Ayrıca sanal gerçek ile gündelik gerçekliğin yaşanan şartlar içerisinde içiçeleşmesi gibi yeni tarz bilimkurguların ana temalarından birini hikâyesine fon seçmesi de işaret edilesi bir husus. Yahut yine insanın garabetlerinden biri âddetmemiz gereken, zorla kendisine dayatılanın zamanla tercih edilesileştiği hususu…
Polisin araştırması derinleştikçe yönetmen bizi dilediği dolambaca daha bir kuvvetlice çeker ve her flashback’le hem geriye döneriz, hem de olgu, gerçek ve hakikat arasındaki farkları şöyle bir sezinlemeye davet ediliriz. Film ilerledikçe öğrendiğimiz her yeni bilgi kırıntısının aslında ne kadar öznellik barındırdığını, bu öznellikleri ayıkladığımızda bile nesnel ve somut bir bilgiye ulaşmanın imkânsıza yakın çetinliğini idrak ederiz: Hakikat idrak edilemez. Ancak çevresinde dolanabiliriz. Ve bu dolanımlarımızdan devşirdiklerimiz, hakikatin bize dönük gerçek parçalarından ibarettir.
Yeni Kara Film de ne?
Polisiye filmlerde sık sık tabancalar sıkılır. Bu tabancalardaki mermilerin gerçek değil, aslında kuru sıkı olduğunu herkes bilir. Yine de bu bilgi o filmden haz almayı engellemez. Çünkü polisiye filmler, öteki türlerin zıddına ve kendisinden hiç beklenmeyecek bir yeterlilikte muhatabını bir mantık hâlesiyle kuşatmaya gayret eder. Çoğunu başarır da. Demem o ki sıkılan onca kurusıkıya rağmen sıkı işlenmiş bir polisiye, gerilim, karafilm harmanı… Üstelik tam tarz adıyla yeni kara (neo-noir) film. Film yalnızca zekice tasarlanmış hikâyesine yaslanmakla yetinmemiş, bu hikâyeye derinlik katacak bir görsellikle de kotarılmış.

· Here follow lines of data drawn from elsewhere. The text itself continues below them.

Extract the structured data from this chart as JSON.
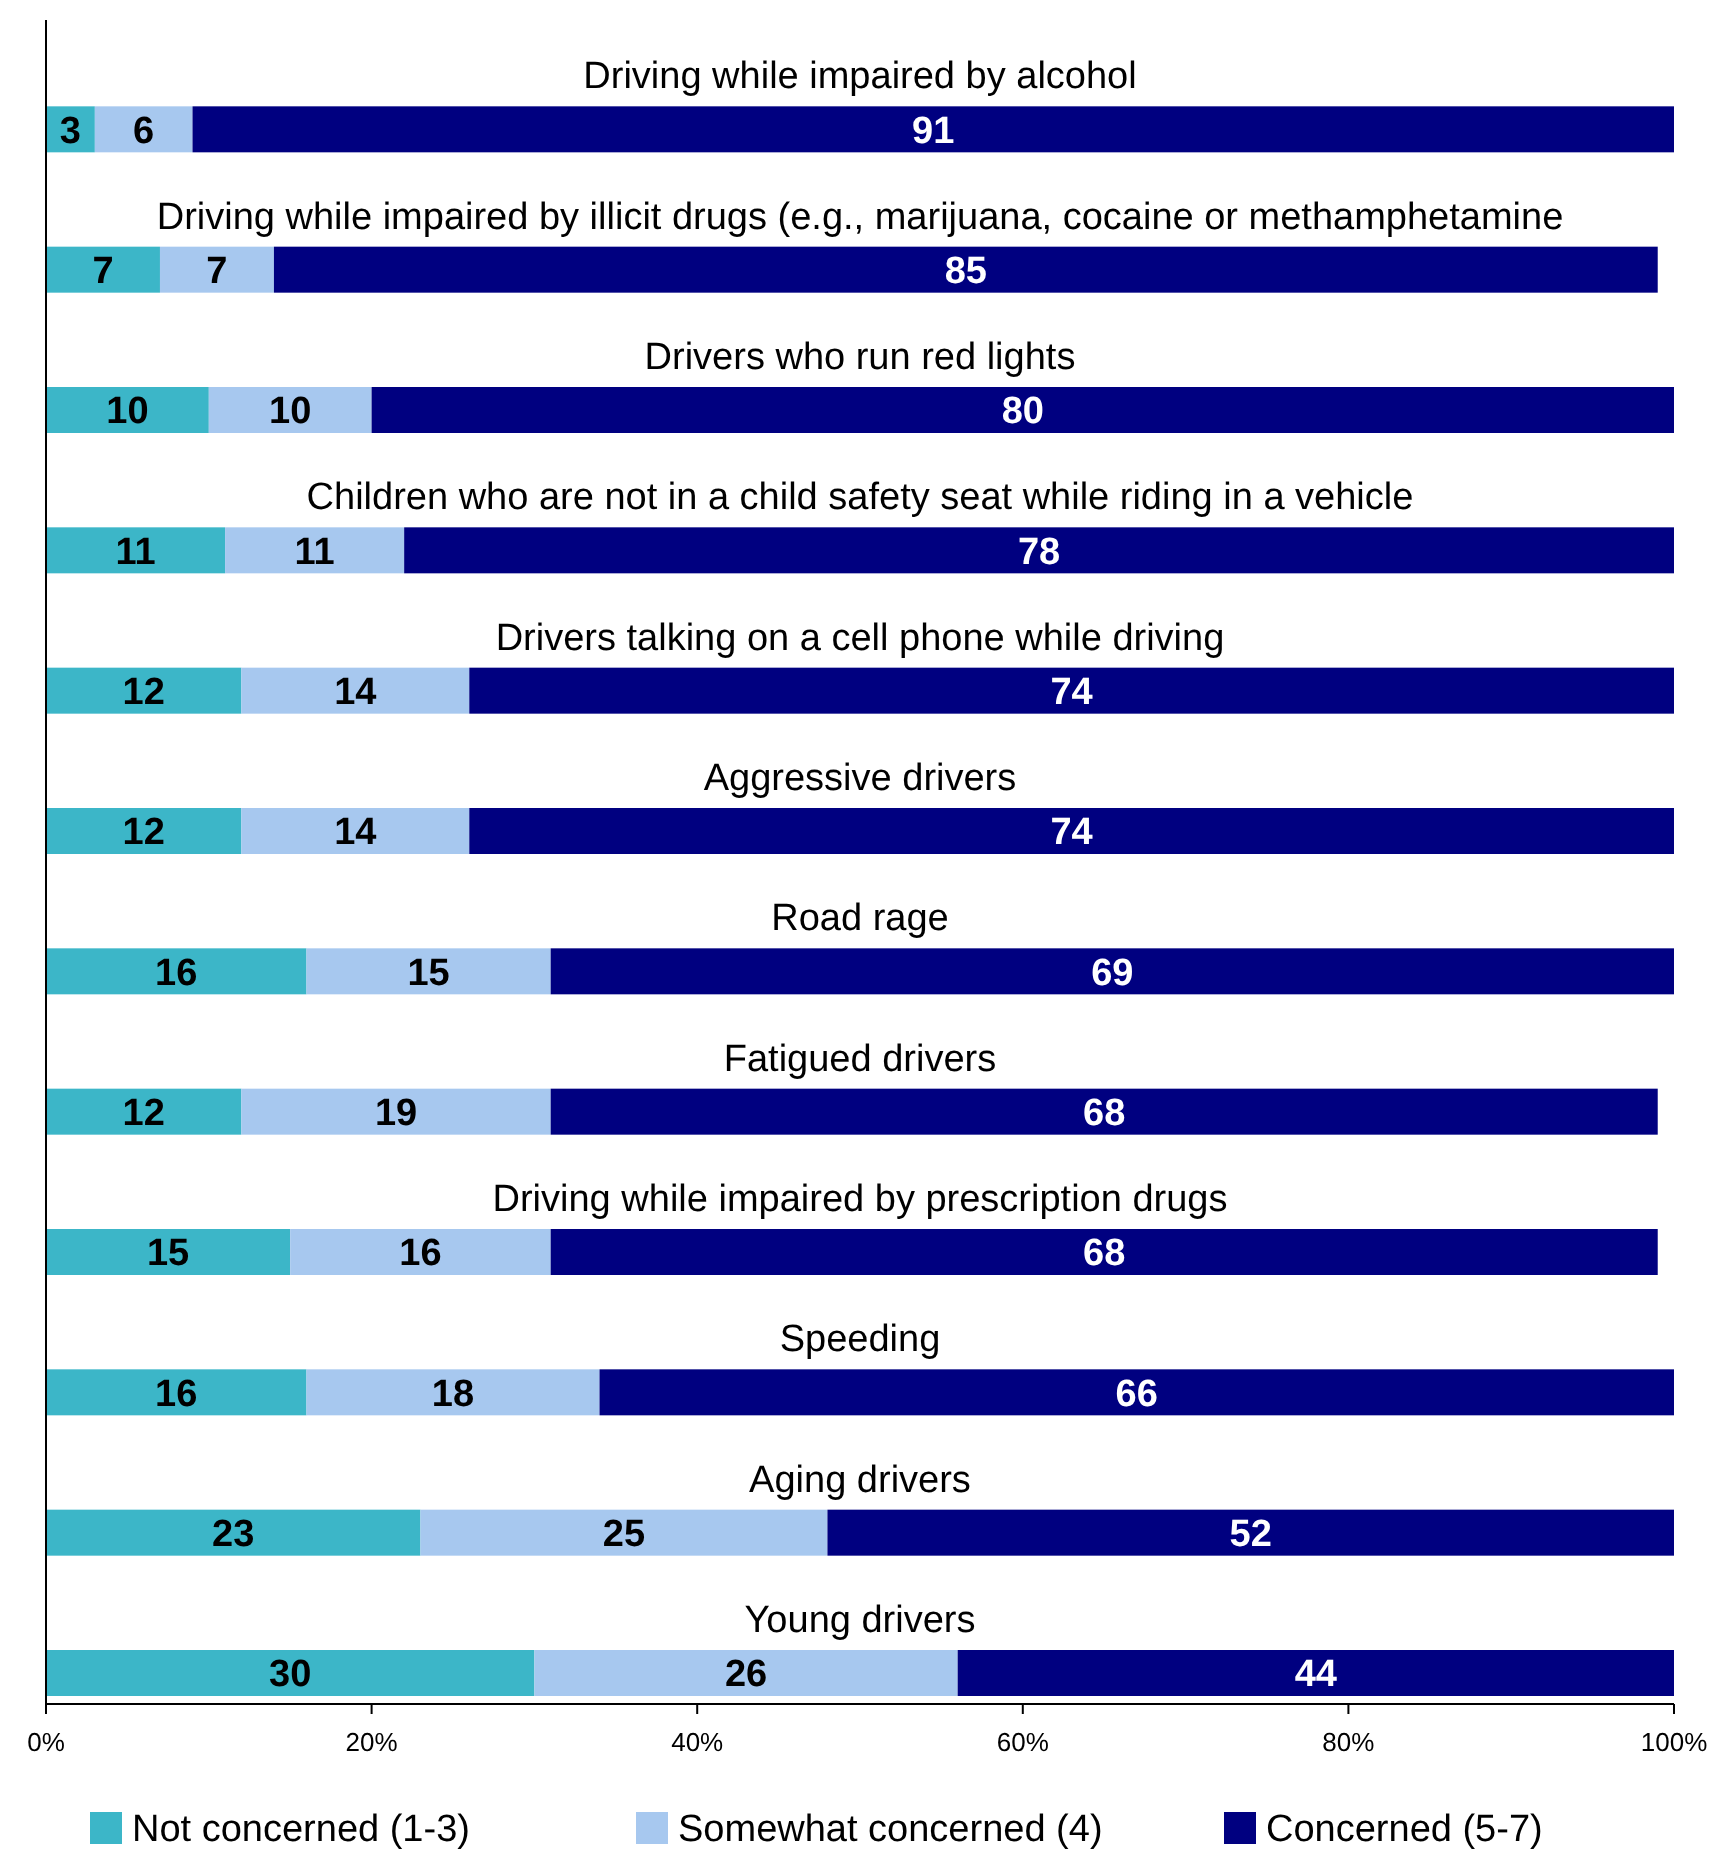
{
  "chart_data": {
    "type": "bar",
    "orientation": "horizontal",
    "stacked": true,
    "data_labels": true,
    "legend": "bottom",
    "grid": false,
    "categories": [
      "Driving while impaired by alcohol",
      "Driving while impaired by illicit drugs (e.g., marijuana, cocaine or methamphetamine",
      "Drivers who run red lights",
      "Children who are not in a child safety seat while riding in a vehicle",
      "Drivers talking on a cell phone while driving",
      "Aggressive drivers",
      "Road rage",
      "Fatigued drivers",
      "Driving while impaired by prescription drugs",
      "Speeding",
      "Aging drivers",
      "Young drivers"
    ],
    "series": [
      {
        "name": "Not concerned (1-3)",
        "color": "#3cb6c8",
        "values": [
          3,
          7,
          10,
          11,
          12,
          12,
          16,
          12,
          15,
          16,
          23,
          30
        ]
      },
      {
        "name": "Somewhat concerned (4)",
        "color": "#a7c8ef",
        "values": [
          6,
          7,
          10,
          11,
          14,
          14,
          15,
          19,
          16,
          18,
          25,
          26
        ]
      },
      {
        "name": "Concerned (5-7)",
        "color": "#000080",
        "values": [
          91,
          85,
          80,
          78,
          74,
          74,
          69,
          68,
          68,
          66,
          52,
          44
        ]
      }
    ],
    "xlim": [
      0,
      100
    ],
    "xticks": [
      {
        "value": 0,
        "label": "0%"
      },
      {
        "value": 20,
        "label": "20%"
      },
      {
        "value": 40,
        "label": "40%"
      },
      {
        "value": 60,
        "label": "60%"
      },
      {
        "value": 80,
        "label": "80%"
      },
      {
        "value": 100,
        "label": "100%"
      }
    ]
  }
}
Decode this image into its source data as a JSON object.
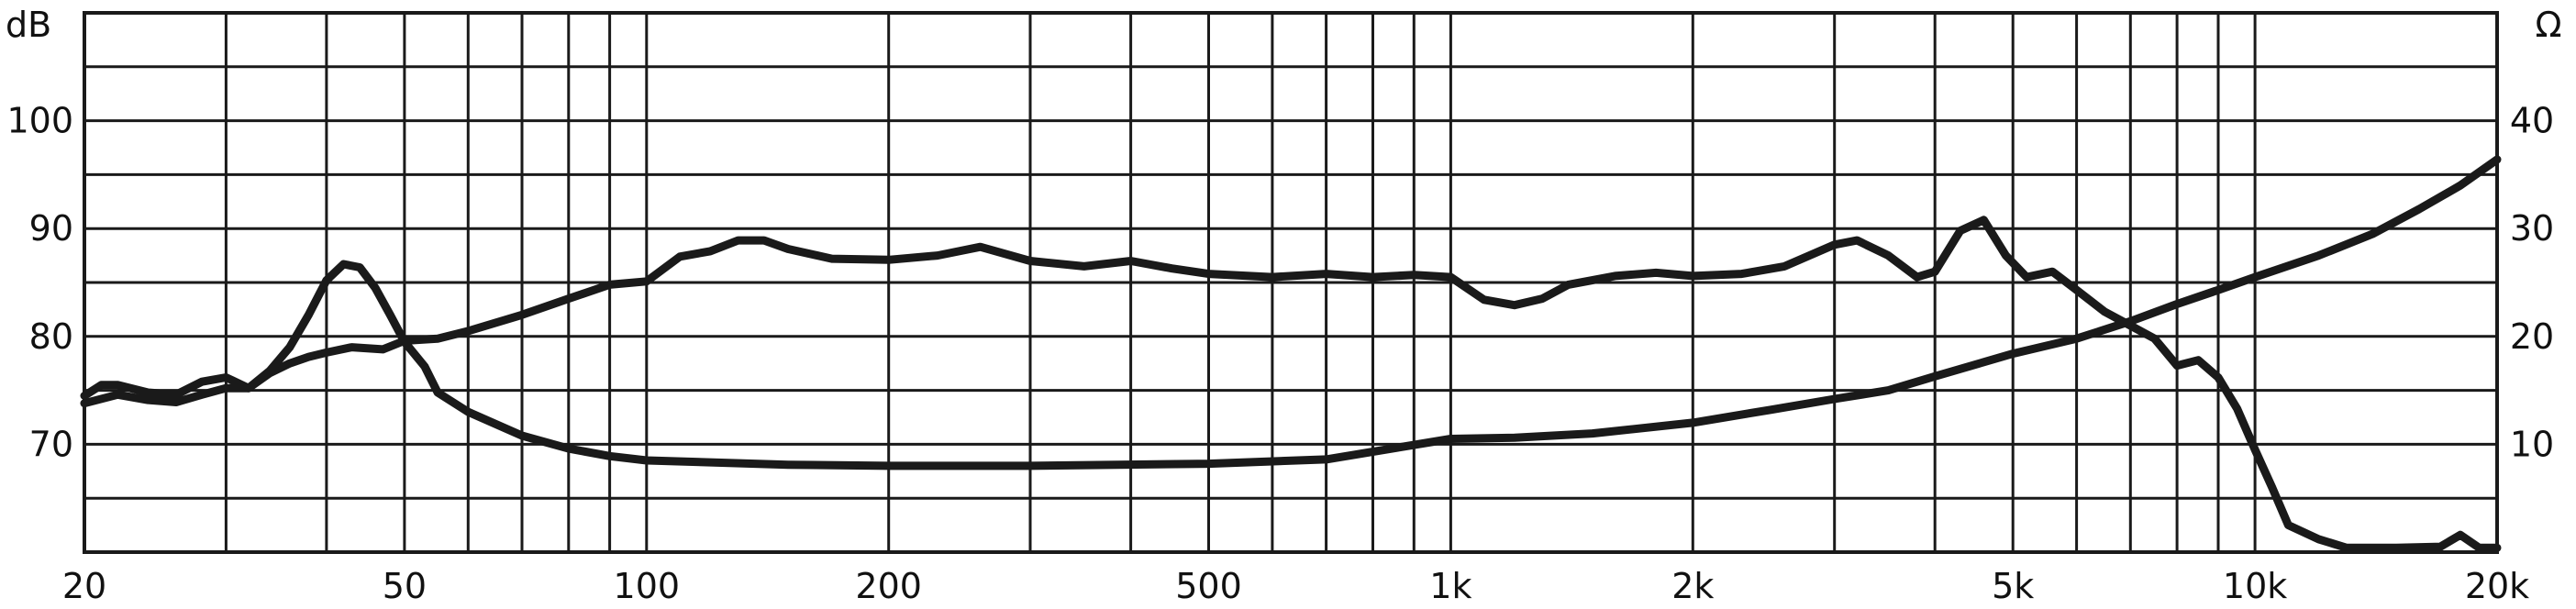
{
  "chart_data": {
    "type": "line",
    "x_scale": "log",
    "grid": true,
    "x_range": [
      20,
      20000
    ],
    "y_left_range": [
      60,
      110
    ],
    "y_right_range": [
      0,
      50
    ],
    "y_left_unit": "dB",
    "y_right_unit": "Ω",
    "x_ticks": [
      {
        "value": 20,
        "label": "20"
      },
      {
        "value": 50,
        "label": "50"
      },
      {
        "value": 100,
        "label": "100"
      },
      {
        "value": 200,
        "label": "200"
      },
      {
        "value": 500,
        "label": "500"
      },
      {
        "value": 1000,
        "label": "1k"
      },
      {
        "value": 2000,
        "label": "2k"
      },
      {
        "value": 5000,
        "label": "5k"
      },
      {
        "value": 10000,
        "label": "10k"
      },
      {
        "value": 20000,
        "label": "20k"
      }
    ],
    "x_gridlines": [
      20,
      30,
      40,
      50,
      60,
      70,
      80,
      90,
      100,
      200,
      300,
      400,
      500,
      600,
      700,
      800,
      900,
      1000,
      2000,
      3000,
      4000,
      5000,
      6000,
      7000,
      8000,
      9000,
      10000,
      20000
    ],
    "y_left_ticks": [
      {
        "value": 70,
        "label": "70"
      },
      {
        "value": 80,
        "label": "80"
      },
      {
        "value": 90,
        "label": "90"
      },
      {
        "value": 100,
        "label": "100"
      }
    ],
    "y_right_ticks": [
      {
        "value": 10,
        "label": "10"
      },
      {
        "value": 20,
        "label": "20"
      },
      {
        "value": 30,
        "label": "30"
      },
      {
        "value": 40,
        "label": "40"
      }
    ],
    "series": [
      {
        "axis": "left",
        "color": "#1a1a1a",
        "points": [
          [
            20,
            74.5
          ],
          [
            21,
            75.5
          ],
          [
            22,
            75.5
          ],
          [
            24,
            74.8
          ],
          [
            26,
            74.6
          ],
          [
            28,
            75.8
          ],
          [
            30,
            76.2
          ],
          [
            32,
            75.2
          ],
          [
            34,
            76.6
          ],
          [
            36,
            77.5
          ],
          [
            38,
            78.1
          ],
          [
            40,
            78.5
          ],
          [
            43,
            79.0
          ],
          [
            47,
            78.8
          ],
          [
            50,
            79.6
          ],
          [
            55,
            79.8
          ],
          [
            60,
            80.5
          ],
          [
            70,
            82.0
          ],
          [
            80,
            83.5
          ],
          [
            90,
            84.8
          ],
          [
            100,
            85.1
          ],
          [
            110,
            87.4
          ],
          [
            120,
            87.9
          ],
          [
            130,
            88.9
          ],
          [
            140,
            88.9
          ],
          [
            150,
            88.1
          ],
          [
            170,
            87.2
          ],
          [
            200,
            87.1
          ],
          [
            230,
            87.5
          ],
          [
            260,
            88.3
          ],
          [
            300,
            87.0
          ],
          [
            350,
            86.5
          ],
          [
            400,
            87.0
          ],
          [
            450,
            86.3
          ],
          [
            500,
            85.8
          ],
          [
            600,
            85.5
          ],
          [
            700,
            85.8
          ],
          [
            800,
            85.5
          ],
          [
            900,
            85.7
          ],
          [
            1000,
            85.5
          ],
          [
            1100,
            83.4
          ],
          [
            1200,
            82.9
          ],
          [
            1300,
            83.5
          ],
          [
            1400,
            84.8
          ],
          [
            1600,
            85.6
          ],
          [
            1800,
            85.9
          ],
          [
            2000,
            85.6
          ],
          [
            2300,
            85.8
          ],
          [
            2600,
            86.5
          ],
          [
            3000,
            88.5
          ],
          [
            3200,
            88.9
          ],
          [
            3500,
            87.5
          ],
          [
            3800,
            85.5
          ],
          [
            4000,
            86.0
          ],
          [
            4300,
            89.8
          ],
          [
            4600,
            90.8
          ],
          [
            4900,
            87.5
          ],
          [
            5200,
            85.5
          ],
          [
            5600,
            86.0
          ],
          [
            6000,
            84.3
          ],
          [
            6500,
            82.3
          ],
          [
            7000,
            81.0
          ],
          [
            7500,
            79.8
          ],
          [
            8000,
            77.3
          ],
          [
            8500,
            77.8
          ],
          [
            9000,
            76.2
          ],
          [
            9500,
            73.3
          ],
          [
            10000,
            69.5
          ],
          [
            10500,
            66.0
          ],
          [
            11000,
            62.5
          ],
          [
            12000,
            61.2
          ],
          [
            13000,
            60.4
          ],
          [
            15000,
            60.4
          ],
          [
            17000,
            60.5
          ],
          [
            18000,
            61.6
          ],
          [
            19000,
            60.4
          ],
          [
            20000,
            60.4
          ]
        ]
      },
      {
        "axis": "right",
        "color": "#1a1a1a",
        "points": [
          [
            20,
            13.8
          ],
          [
            22,
            14.6
          ],
          [
            24,
            14.1
          ],
          [
            26,
            13.9
          ],
          [
            28,
            14.6
          ],
          [
            30,
            15.2
          ],
          [
            32,
            15.2
          ],
          [
            34,
            16.8
          ],
          [
            36,
            19.0
          ],
          [
            38,
            22.0
          ],
          [
            40,
            25.2
          ],
          [
            42,
            26.7
          ],
          [
            44,
            26.4
          ],
          [
            46,
            24.5
          ],
          [
            48,
            22.0
          ],
          [
            50,
            19.5
          ],
          [
            53,
            17.2
          ],
          [
            55,
            14.8
          ],
          [
            60,
            13.0
          ],
          [
            70,
            10.8
          ],
          [
            80,
            9.6
          ],
          [
            90,
            8.9
          ],
          [
            100,
            8.5
          ],
          [
            150,
            8.1
          ],
          [
            200,
            8.0
          ],
          [
            300,
            8.0
          ],
          [
            500,
            8.2
          ],
          [
            700,
            8.6
          ],
          [
            1000,
            10.5
          ],
          [
            1200,
            10.6
          ],
          [
            1500,
            11.0
          ],
          [
            2000,
            12.0
          ],
          [
            2500,
            13.2
          ],
          [
            3000,
            14.2
          ],
          [
            3500,
            15.0
          ],
          [
            4000,
            16.3
          ],
          [
            5000,
            18.4
          ],
          [
            6000,
            19.8
          ],
          [
            7000,
            21.4
          ],
          [
            8000,
            23.0
          ],
          [
            9000,
            24.3
          ],
          [
            10000,
            25.5
          ],
          [
            12000,
            27.5
          ],
          [
            14000,
            29.5
          ],
          [
            16000,
            31.8
          ],
          [
            18000,
            34.0
          ],
          [
            20000,
            36.4
          ]
        ]
      }
    ]
  }
}
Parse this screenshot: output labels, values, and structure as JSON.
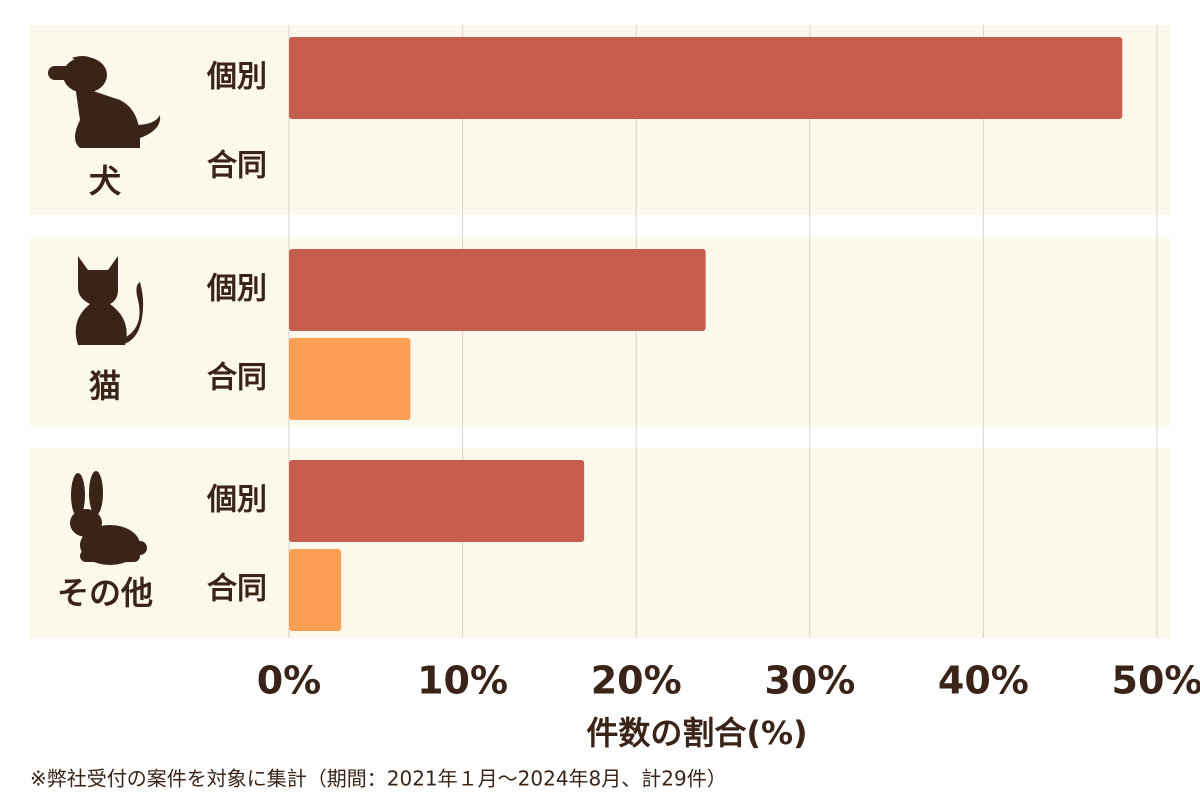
{
  "chart_data": {
    "type": "bar",
    "orientation": "horizontal",
    "categories": [
      "犬",
      "猫",
      "その他"
    ],
    "series": [
      {
        "name": "個別",
        "color": "#c65d4f",
        "values": [
          48,
          24,
          17
        ]
      },
      {
        "name": "合同",
        "color": "#fb9f55",
        "values": [
          0,
          7,
          3
        ]
      }
    ],
    "xlim": [
      0,
      50
    ],
    "xticks": [
      {
        "value": 0,
        "label": "0%"
      },
      {
        "value": 10,
        "label": "10%"
      },
      {
        "value": 20,
        "label": "20%"
      },
      {
        "value": 30,
        "label": "30%"
      },
      {
        "value": 40,
        "label": "40%"
      },
      {
        "value": 50,
        "label": "50%"
      }
    ],
    "xlabel": "件数の割合(%)",
    "note": "※弊社受付の案件を対象に集計（期間：2021年１月～2024年8月、計29件）",
    "grid": true
  }
}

Yeni kara film anlayışının düsturunu hatırda tutmakta fayda var: İnsan esasında sefil bir mahlûktur ve aslından uzaklaştırıldıkça bu sefaletini arttırmakta hiçbir beis görmemektedir. Çalmak, çırpmak, vurmak, kırmak, öldürmek, çürütmek, yoketmek; hemcinsinin kuyusunu kazmak, biteviye suç işlemek ve sınırsızca yozlaşmak, insanın insanlığından uzaklaşıp makineleştikçe daha bir pekişen zaafları. Yirmibirinci yüzyılda suç insani bir mesele olmaktan çıkıp yalnızca hukuki bir süreç hâline gelmiştir. Bu demektir ki siz iyi bir plânlamayla ancak zayıfların takılabileceği o örümcek ağına hiç bulaşmadan işinizi görebilir ve hedefinize ulaşabilirsiniz.
A Land Imagined, iyi işlenmiş her yeni kara film gibi izleyicisine yalan söylememeyi tercih ediyor ve hikâyesini anlattığı Wang’ın sonunu sahte renklerle alalamaktansa hayatın hakiki manâsını itiraf etmekten geri durmuyor: ıstırap!